Die ganze Verantwortung liegt jedoch nicht bei den Hohenfeldern. Den Überblick über die meterlange Schlange hat Torsten Reske. Der Gemeindewehrführer von Admannshagen-Bargeshagen gibt im Stehen den Rudertakt an. Seit 20 Jahren ist Torsten Reske beim Zeltlager dabei, das in diesem Jahr durch Spenden der OZ-Weihnachtsaktion „Helfen bringt Freude“ mit ermöglicht wurde. Schon immer sei am Lagerfeuer „Aloha He“ gespielt und dazu „gerudert“ worden. „Das machen die Jugendwehren in allen Bundesländern“, erzählt er. Auch bei den Deutschen Meisterschaften im Feuerwehrsport Ende Juli in Rostock hätten welche die Choreografie zu dem Lied vorgeführt. „Wir machen das in Bargeshagen auf jeder Veranstaltung.“ Das kann Lisa Ränsch bestätigen. Die 28-Jährige singt bei „Marco & friends“, die das Lied für den Weltrekord live spielen, und ist selbst seit 16 Jahren in der Feuerwehr. „Ich habe das Zeltlager fast immer mitgemacht. Es ist schön. Hier ist kein Handyempfang, das ist auch mal gut“, sagt sie.

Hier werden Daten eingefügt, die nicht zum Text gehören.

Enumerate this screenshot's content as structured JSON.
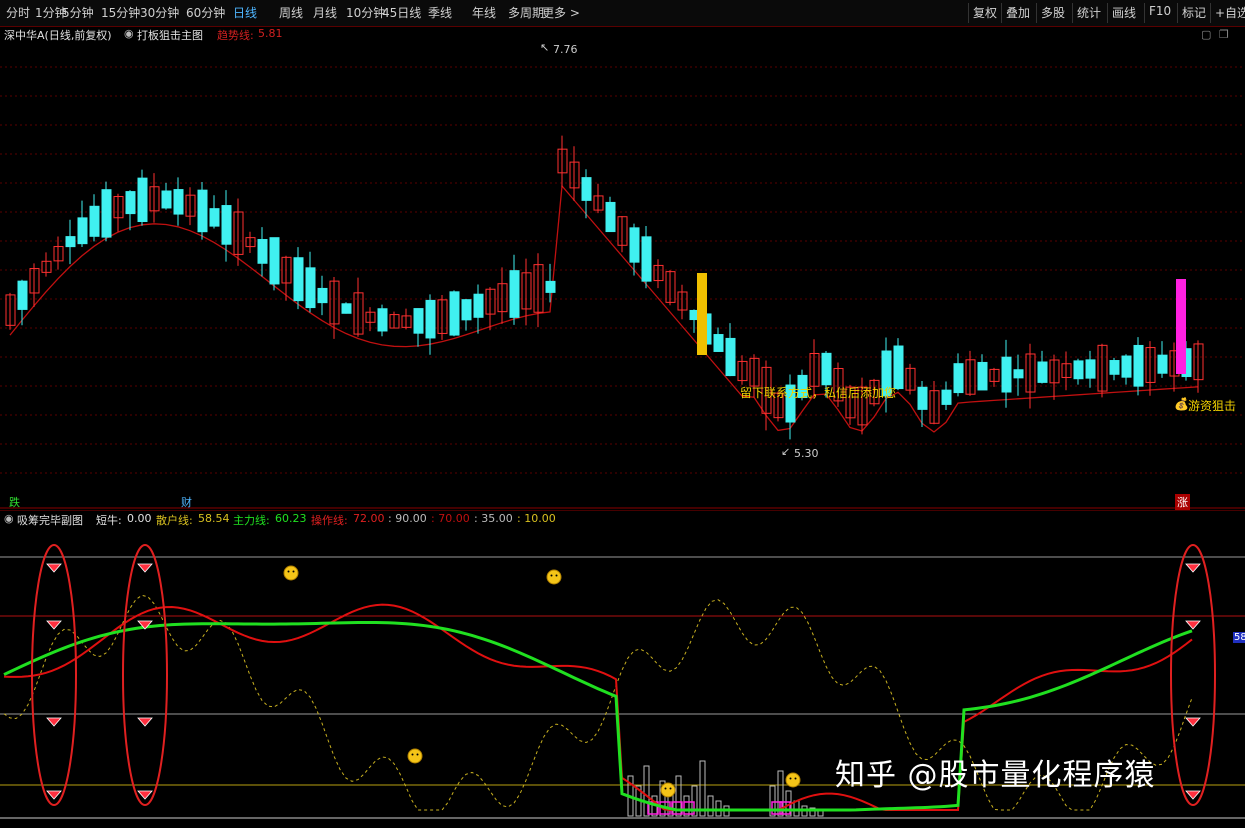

Für Jette von Rüden ist es das zweite Amtszeltlager. „Der Weltrekord ist eine gute Idee, aber er ist anstrengend“, sagt die Elfjährige. Auch Jens Thiele von der Freiwilligen Feuerwehr Nienhagen ist in der Rudermannschaft. „Das geht in Arme und Beine“, sagt der 48-Jährige. Durch den Versuch werde der Zusammenhalt im Amt und im Zeltlager gestärkt.

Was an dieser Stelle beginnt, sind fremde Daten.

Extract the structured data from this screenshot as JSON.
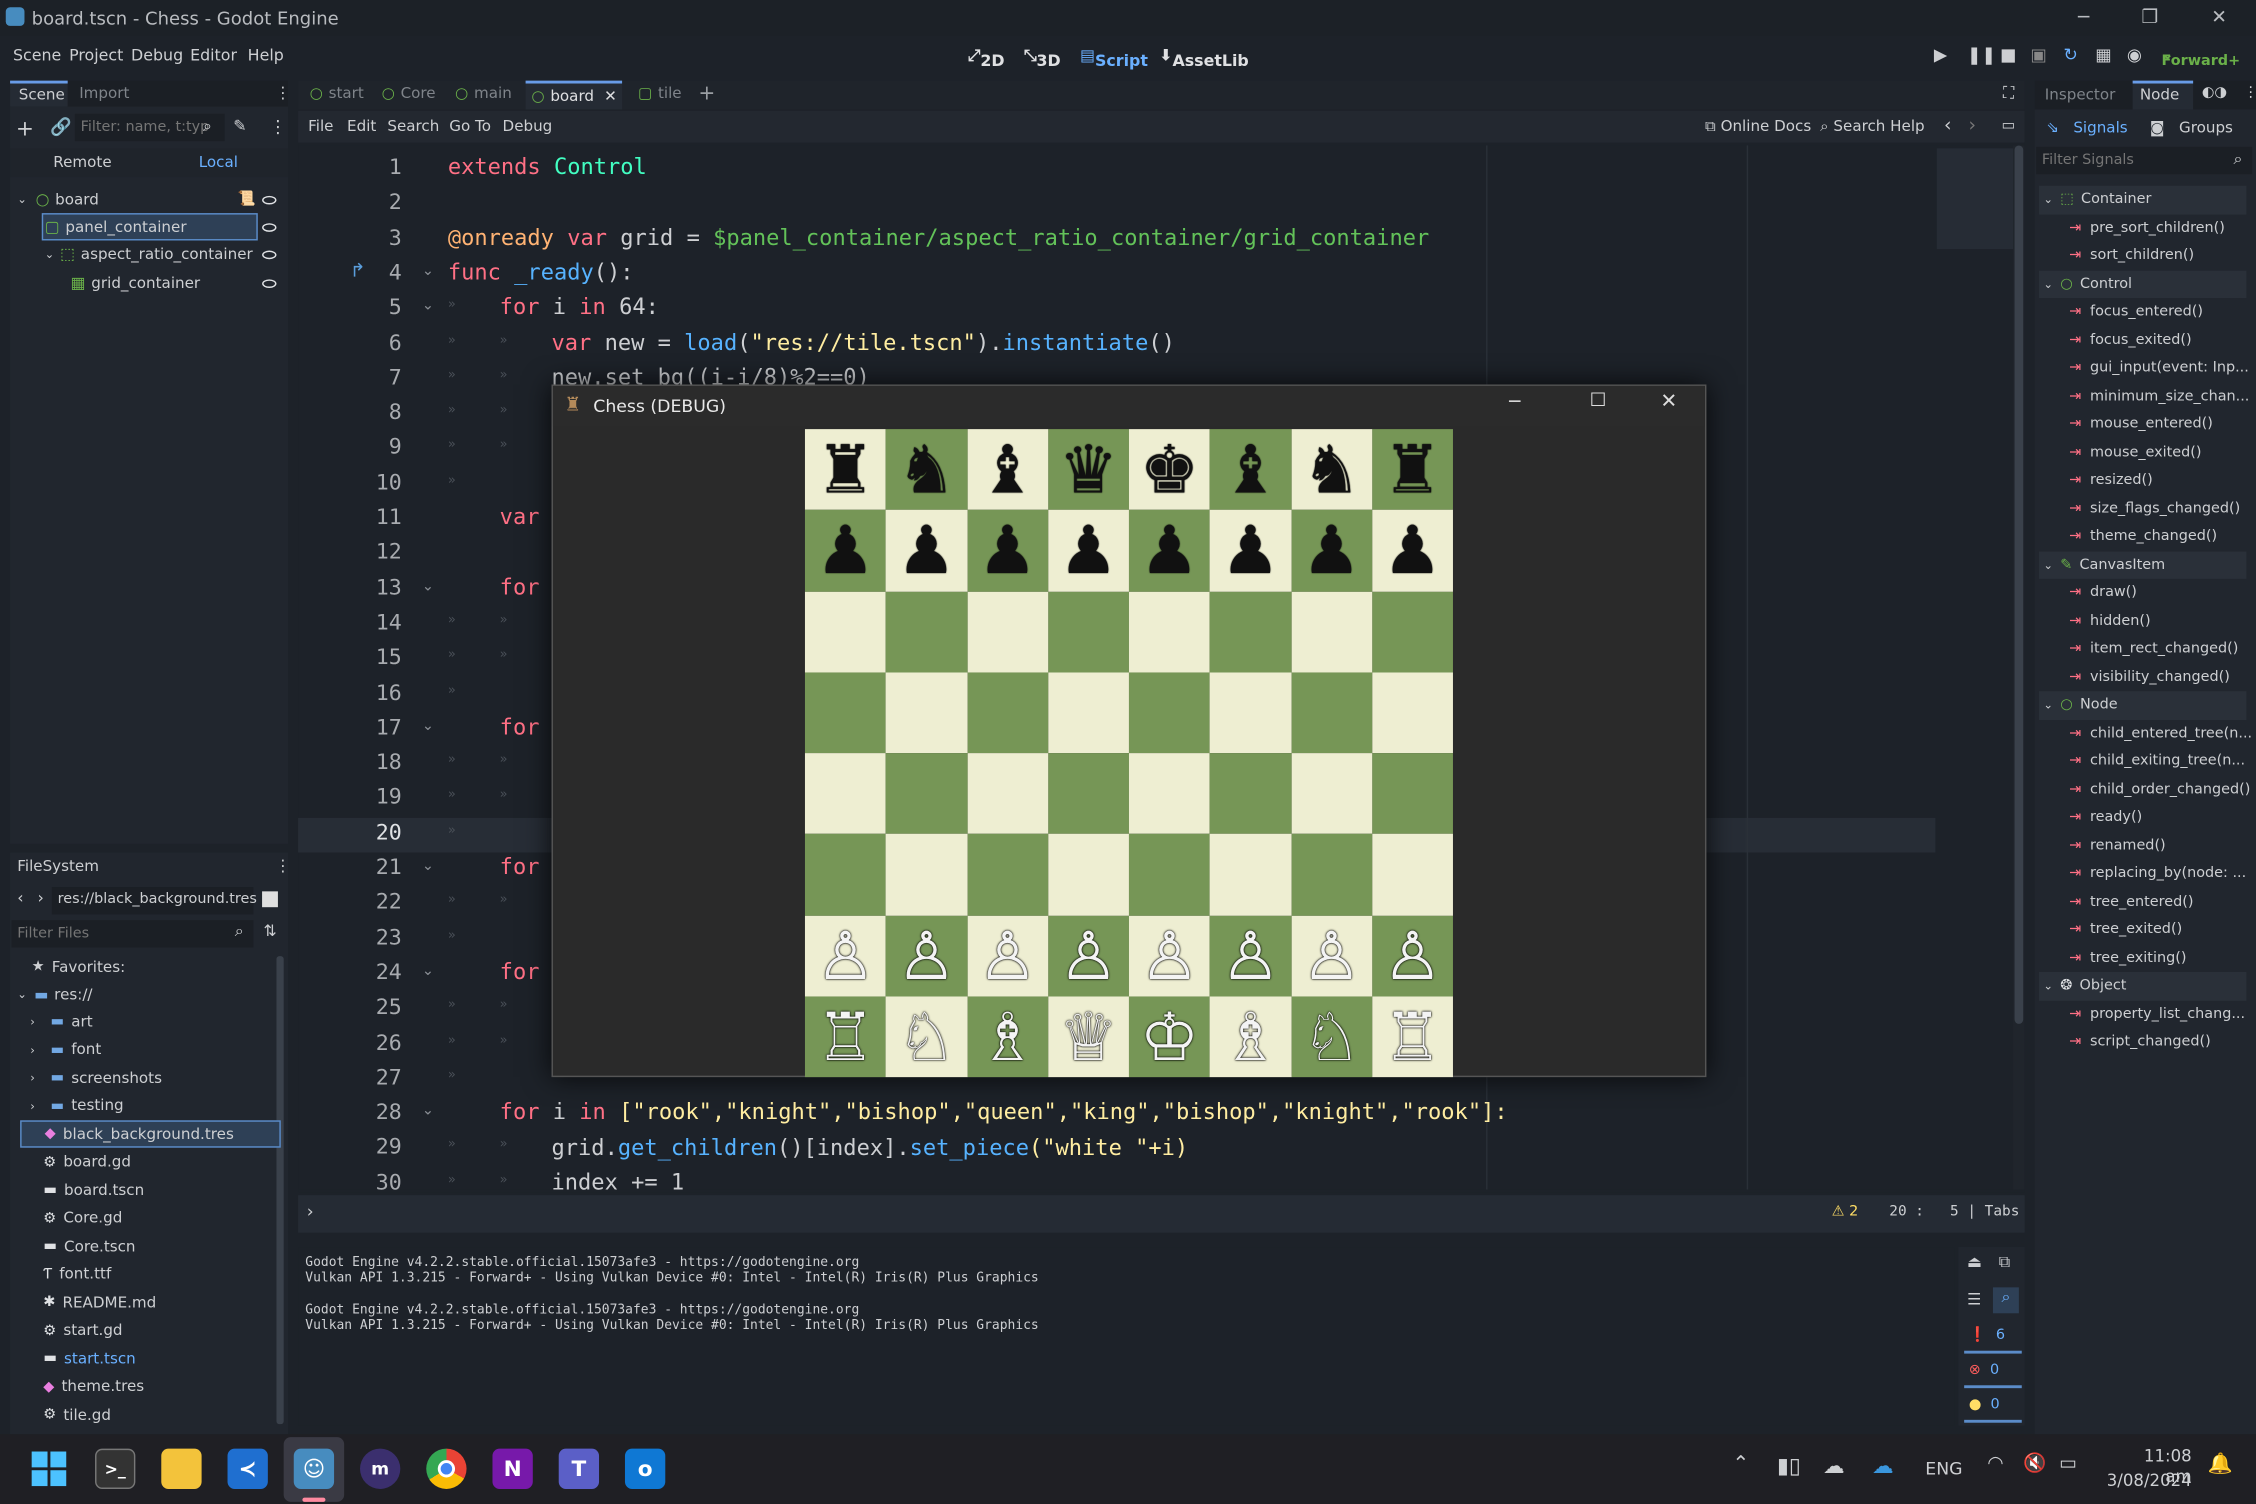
{
  "window": {
    "title": "board.tscn - Chess - Godot Engine"
  },
  "menu": [
    "Scene",
    "Project",
    "Debug",
    "Editor",
    "Help"
  ],
  "modes": {
    "m2d": "2D",
    "m3d": "3D",
    "script": "Script",
    "assetlib": "AssetLib"
  },
  "renderer": "Forward+",
  "scene_dock": {
    "tab_scene": "Scene",
    "tab_import": "Import",
    "filter_placeholder": "Filter: name, t:typ",
    "remote": "Remote",
    "local": "Local",
    "nodes": [
      "board",
      "panel_container",
      "aspect_ratio_container",
      "grid_container"
    ]
  },
  "filesystem": {
    "title": "FileSystem",
    "path": "res://black_background.tres",
    "filter_placeholder": "Filter Files",
    "favorites": "Favorites:",
    "root": "res://",
    "items": [
      "art",
      "font",
      "screenshots",
      "testing",
      "black_background.tres",
      "board.gd",
      "board.tscn",
      "Core.gd",
      "Core.tscn",
      "font.ttf",
      "README.md",
      "start.gd",
      "start.tscn",
      "theme.tres",
      "tile.gd"
    ]
  },
  "script_tabs": [
    "start",
    "Core",
    "main",
    "board",
    "tile"
  ],
  "script_menu": [
    "File",
    "Edit",
    "Search",
    "Go To",
    "Debug"
  ],
  "script_links": {
    "docs": "Online Docs",
    "help": "Search Help"
  },
  "line_numbers": [
    "1",
    "2",
    "3",
    "4",
    "5",
    "6",
    "7",
    "8",
    "9",
    "10",
    "11",
    "12",
    "13",
    "14",
    "15",
    "16",
    "17",
    "18",
    "19",
    "20",
    "21",
    "22",
    "23",
    "24",
    "25",
    "26",
    "27",
    "28",
    "29",
    "30"
  ],
  "code": {
    "l1a": "extends ",
    "l1b": "Control",
    "l3a": "@onready ",
    "l3b": "var ",
    "l3c": "grid = ",
    "l3d": "$panel_container/aspect_ratio_container/grid_container",
    "l4a": "func ",
    "l4b": "_ready",
    "l4c": "():",
    "l5a": "for ",
    "l5b": "i ",
    "l5c": "in ",
    "l5d": "64:",
    "l6a": "var ",
    "l6b": "new = ",
    "l6c": "load",
    "l6d": "(",
    "l6e": "\"res://tile.tscn\"",
    "l6f": ").",
    "l6g": "instantiate",
    "l6h": "()",
    "l7": "new.set_bg((i-i/8)%2==0)",
    "l11": "var",
    "l13": "for",
    "l17": "for",
    "l21": "for",
    "l24": "for",
    "l28a": "for ",
    "l28b": "i ",
    "l28c": "in ",
    "l28d": "[\"rook\",\"knight\",\"bishop\",\"queen\",\"king\",\"bishop\",\"knight\",\"rook\"]:",
    "l29a": "grid.",
    "l29b": "get_children",
    "l29c": "()[index].",
    "l29d": "set_piece",
    "l29e": "(\"white \"+i)",
    "l30": "index += 1"
  },
  "status": {
    "warnings": "2",
    "line": "20",
    "col": "5",
    "indent": "Tabs"
  },
  "output": [
    "Godot Engine v4.2.2.stable.official.15073afe3 - https://godotengine.org",
    "Vulkan API 1.3.215 - Forward+ - Using Vulkan Device #0: Intel - Intel(R) Iris(R) Plus Graphics",
    "",
    "Godot Engine v4.2.2.stable.official.15073afe3 - https://godotengine.org",
    "Vulkan API 1.3.215 - Forward+ - Using Vulkan Device #0: Intel - Intel(R) Iris(R) Plus Graphics"
  ],
  "output_counts": {
    "messages": "6",
    "errors": "0",
    "warnings": "0"
  },
  "inspector": {
    "tab_inspector": "Inspector",
    "tab_node": "Node",
    "signals": "Signals",
    "groups": "Groups",
    "filter_placeholder": "Filter Signals",
    "sections": [
      {
        "name": "Container",
        "signals": [
          "pre_sort_children()",
          "sort_children()"
        ]
      },
      {
        "name": "Control",
        "signals": [
          "focus_entered()",
          "focus_exited()",
          "gui_input(event: Inp...",
          "minimum_size_chan...",
          "mouse_entered()",
          "mouse_exited()",
          "resized()",
          "size_flags_changed()",
          "theme_changed()"
        ]
      },
      {
        "name": "CanvasItem",
        "signals": [
          "draw()",
          "hidden()",
          "item_rect_changed()",
          "visibility_changed()"
        ]
      },
      {
        "name": "Node",
        "signals": [
          "child_entered_tree(n...",
          "child_exiting_tree(n...",
          "child_order_changed()",
          "ready()",
          "renamed()",
          "replacing_by(node: ...",
          "tree_entered()",
          "tree_exited()",
          "tree_exiting()"
        ]
      },
      {
        "name": "Object",
        "signals": [
          "property_list_chang...",
          "script_changed()"
        ]
      }
    ]
  },
  "game": {
    "title": "Chess (DEBUG)",
    "colors": {
      "light": "#eeeed2",
      "dark": "#769656"
    },
    "rows": [
      [
        "♜",
        "♞",
        "♝",
        "♛",
        "♚",
        "♝",
        "♞",
        "♜"
      ],
      [
        "♟",
        "♟",
        "♟",
        "♟",
        "♟",
        "♟",
        "♟",
        "♟"
      ],
      [
        "",
        "",
        "",
        "",
        "",
        "",
        "",
        ""
      ],
      [
        "",
        "",
        "",
        "",
        "",
        "",
        "",
        ""
      ],
      [
        "",
        "",
        "",
        "",
        "",
        "",
        "",
        ""
      ],
      [
        "",
        "",
        "",
        "",
        "",
        "",
        "",
        ""
      ],
      [
        "♙",
        "♙",
        "♙",
        "♙",
        "♙",
        "♙",
        "♙",
        "♙"
      ],
      [
        "♖",
        "♘",
        "♗",
        "♕",
        "♔",
        "♗",
        "♘",
        "♖"
      ]
    ]
  },
  "taskbar": {
    "lang": "ENG",
    "time": "11:08 am",
    "date": "3/08/2024"
  }
}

Bis zu 1000 Anfragen gehen bei den Guinness-Rekorden täglich ein, erzählt Amtsjugendwart Steffen Kampa, der mit dem Engagement beim Weltrekord-Versuch zufrieden ist. Ob er anerkannt wird, können die Initiatoren noch nicht sagen. „Wir erfüllen mit dem Videobeweis und den Unterschriften alle Voraussetzungen“, sagt Steffen Kampa. Die Bürgermeister von Börgerende-Rethwisch, Hohenfelde und Retschow beglaubigen mit ihren Unterschriften den Versuch. „Es ist spitzenmäßig, dass die Jugend so etwas macht“, sagt Horst Hagemeister. Karlheinz Siewert fügt hinzu: „Es ist großartig, dass die Feuerwehr mit der Jugend so etwas macht und es auch durchgesetzt wird.“ Berno Grzech ergänzt: „Die Jugendarbeit ist wichtig für Nachwuchsförderung. Das kann man nur unterstützen.“

Sollte der Weltrekord stehen, sind sich Torsten Reske und Steffen Kampa sicher, dass sich das rumspricht. „Dann werden welche nachziehen, aber wir waren die Ersten“, sagt Torsten Reske. „Wir haben den Stein ins Rollen gebracht“, fügt Steffen Kampa hinzu.